Figure 2 |. Neoantigen fitness model is predictive of survival after checkpoint blockade immunotherapy.

a-c, Tumor fitness is calculated across two melanoma cohorts treated with anti-CTLA-4^, and one lung cancer cohort treated with anti-PD-1. Kaplan-Meier curves of overall survival are displayed for each, with samples split by the median value of their tumor’s relative population size (𝜏) (equation (1)). Error bars represent standard error due to sample size (SI). The p-values from log-rank tests comparing the two KM curves are shown above each plot. d-f, Log-rank test score for the full neoantigen fitness model (navy blue), for partial models accounting for a single feature of the full model (light blue and yellow) and for the neoantigen load model (red). All models are evaluated both over a tumor’s clonal structure (heterogenous, left) and without clonality (homogenous, right). All model scores are presented for parameters obtained on independent training data (Methods). Error bars are the standard deviation of the log-rank test score acquired from survival analysis with one sample removed at a time (d, n=64, e, n=103, f, n=34). Dashed lines correspond to 5% significance.
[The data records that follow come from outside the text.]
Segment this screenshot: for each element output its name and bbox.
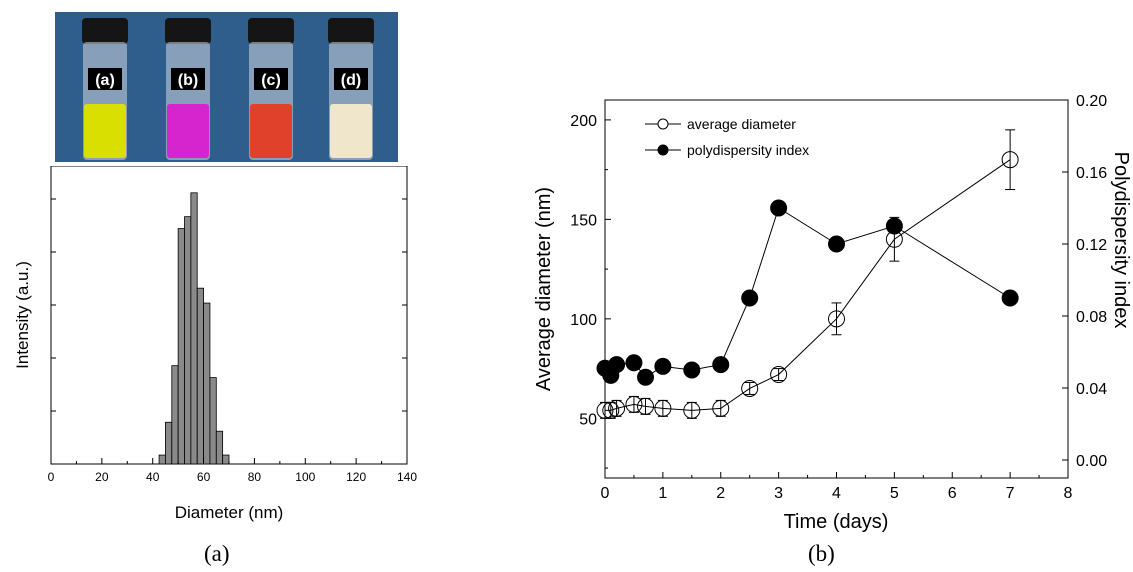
panel-caption-b: (b) xyxy=(808,541,835,566)
vial-label: (a) xyxy=(95,72,115,89)
stability-chart: 0 1 2 3 4 5 6 7 8 50 100 150 200 0.00 0.04 0.08 0.12 0.16… xyxy=(533,93,1130,533)
x-tick-label: 3 xyxy=(774,485,783,502)
y-tick-label: 150 xyxy=(570,212,597,229)
vial-label-plate xyxy=(254,68,288,90)
histogram-bar xyxy=(203,302,211,465)
x-tick-label: 8 xyxy=(1064,485,1073,502)
pdi-point xyxy=(741,289,759,307)
diameter-point xyxy=(1001,151,1019,169)
diameter-point xyxy=(625,395,643,413)
diameter-point xyxy=(654,399,672,417)
plot-frame xyxy=(50,166,408,465)
histogram-bar xyxy=(215,430,224,465)
histogram-bar xyxy=(165,421,173,465)
legend-marker xyxy=(657,144,669,156)
y-axis-label: Intensity (a.u.) xyxy=(13,261,32,369)
legend-label: polydispersity index xyxy=(687,142,809,158)
vial-cap xyxy=(82,18,128,44)
pdi-point xyxy=(625,354,643,372)
x-tick-label: 6 xyxy=(948,485,957,502)
vial: (d) xyxy=(328,18,374,160)
plot-frame xyxy=(604,99,1069,479)
vial-cap xyxy=(248,18,294,44)
diameter-point xyxy=(828,310,845,328)
y2-tick-label: 0.04 xyxy=(1076,381,1107,398)
vial-label-plate xyxy=(334,68,368,90)
vial: (c) xyxy=(248,18,294,160)
y-tick-label: 50 xyxy=(579,411,597,428)
x-tick-label: 100 xyxy=(295,470,315,484)
histogram-bar xyxy=(190,192,198,465)
histogram-bar xyxy=(158,454,166,465)
vial: (b) xyxy=(165,18,211,160)
diameter-point xyxy=(770,366,788,384)
x-tick-label: 7 xyxy=(1006,485,1015,502)
x-axis-label: Diameter (nm) xyxy=(175,503,284,522)
y-tick-label: 100 xyxy=(570,312,597,329)
y2-axis-label: Polydispersity index xyxy=(1110,152,1130,329)
vial-liquid xyxy=(84,104,126,158)
diameter-point xyxy=(712,399,730,417)
x-tick-label: 20 xyxy=(95,470,109,484)
x-tick-label: 1 xyxy=(658,485,667,502)
diameter-point xyxy=(608,399,626,417)
vial-label: (c) xyxy=(261,72,281,89)
diameter-point xyxy=(741,379,759,397)
y2-tick-label: 0.00 xyxy=(1076,453,1107,470)
vials-photo: (a) (b) (c) (d) xyxy=(55,12,398,162)
vial-cap xyxy=(328,18,374,44)
vial-liquid xyxy=(167,104,209,158)
pdi-point xyxy=(637,368,655,386)
vial-label: (b) xyxy=(178,72,198,89)
x-tick-label: 5 xyxy=(890,485,899,502)
vial-label: (d) xyxy=(341,72,361,89)
histogram-bar xyxy=(222,454,230,465)
histogram-bar xyxy=(177,228,185,465)
size-distribution-chart: 0 20 40 60 80 100 120 140 Diameter (nm) Intensi… xyxy=(13,166,417,522)
y2-tick-label: 0.16 xyxy=(1076,165,1107,182)
pdi-point xyxy=(712,356,730,374)
y-tick-label: 200 xyxy=(570,113,597,130)
histogram-bar xyxy=(171,365,179,465)
histogram-bar xyxy=(196,287,204,465)
panel-caption-a: (a) xyxy=(204,541,230,566)
x-tick-label: 2 xyxy=(716,485,725,502)
vial-label-plate xyxy=(171,68,205,90)
x-tick-label: 120 xyxy=(346,470,366,484)
diameter-point xyxy=(637,397,655,415)
diameter-point xyxy=(683,401,701,419)
pdi-point xyxy=(828,235,845,253)
vial-label-plate xyxy=(88,68,122,90)
histogram-bar xyxy=(184,216,192,465)
x-tick-label: 140 xyxy=(397,470,417,484)
y-axis-label: Average diameter (nm) xyxy=(533,187,555,391)
vial: (a) xyxy=(82,18,128,160)
legend-label: average diameter xyxy=(687,116,796,132)
pdi-point xyxy=(608,356,626,374)
histogram-bar xyxy=(209,377,217,465)
pdi-point xyxy=(654,357,672,375)
x-tick-label: 80 xyxy=(248,470,262,484)
pdi-point xyxy=(770,199,788,217)
x-axis-label: Time (days) xyxy=(784,511,889,533)
x-tick-label: 4 xyxy=(832,485,841,502)
vial-cap xyxy=(165,18,211,44)
y2-tick-label: 0.08 xyxy=(1076,309,1107,326)
pdi-point xyxy=(683,361,701,379)
y2-tick-label: 0.20 xyxy=(1076,93,1107,110)
y2-tick-label: 0.12 xyxy=(1076,237,1107,254)
pdi-point xyxy=(885,217,903,235)
x-tick-label: 0 xyxy=(48,470,55,484)
vial-liquid xyxy=(330,104,372,158)
diameter-point xyxy=(596,401,614,419)
vial-liquid xyxy=(250,104,292,158)
pdi-point xyxy=(1001,289,1019,307)
x-tick-label: 40 xyxy=(146,470,160,484)
legend-marker xyxy=(657,118,669,130)
x-tick-label: 0 xyxy=(601,485,610,502)
x-tick-label: 60 xyxy=(197,470,211,484)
Figure 3 |. Predicted evolutionary dynamics in cohorts.

a, Distribution of predicted relative population size 𝑛(𝜏) for responders and non-responders at consistent parameters across a, Van Allen et al. b, Snyder et al.; and c, Rizvi et al. cohorts. Responders and non-responders were defined within those studies; samples not classified as either are excluded. Error bars are 95% confidence intervals around the population average. The dashed line indicates the consistent time-scale, 𝜏 = 0.09, used across all three datasets for survival predictions (Methods and Extended Data Fig. 3). The significance of separation of the two groups was computed with Kolmogorov-Smirnov test, p-values at 𝜏 = 0.09 are 0.0016 (Van Allen et al.), 0.00084 (Snyder et al.) and 0.00071 (Rizvi et al.). Background shading represents significance of separation of the two groups as a continuous function of 𝜏 (**p<0.01, ***p<0.001).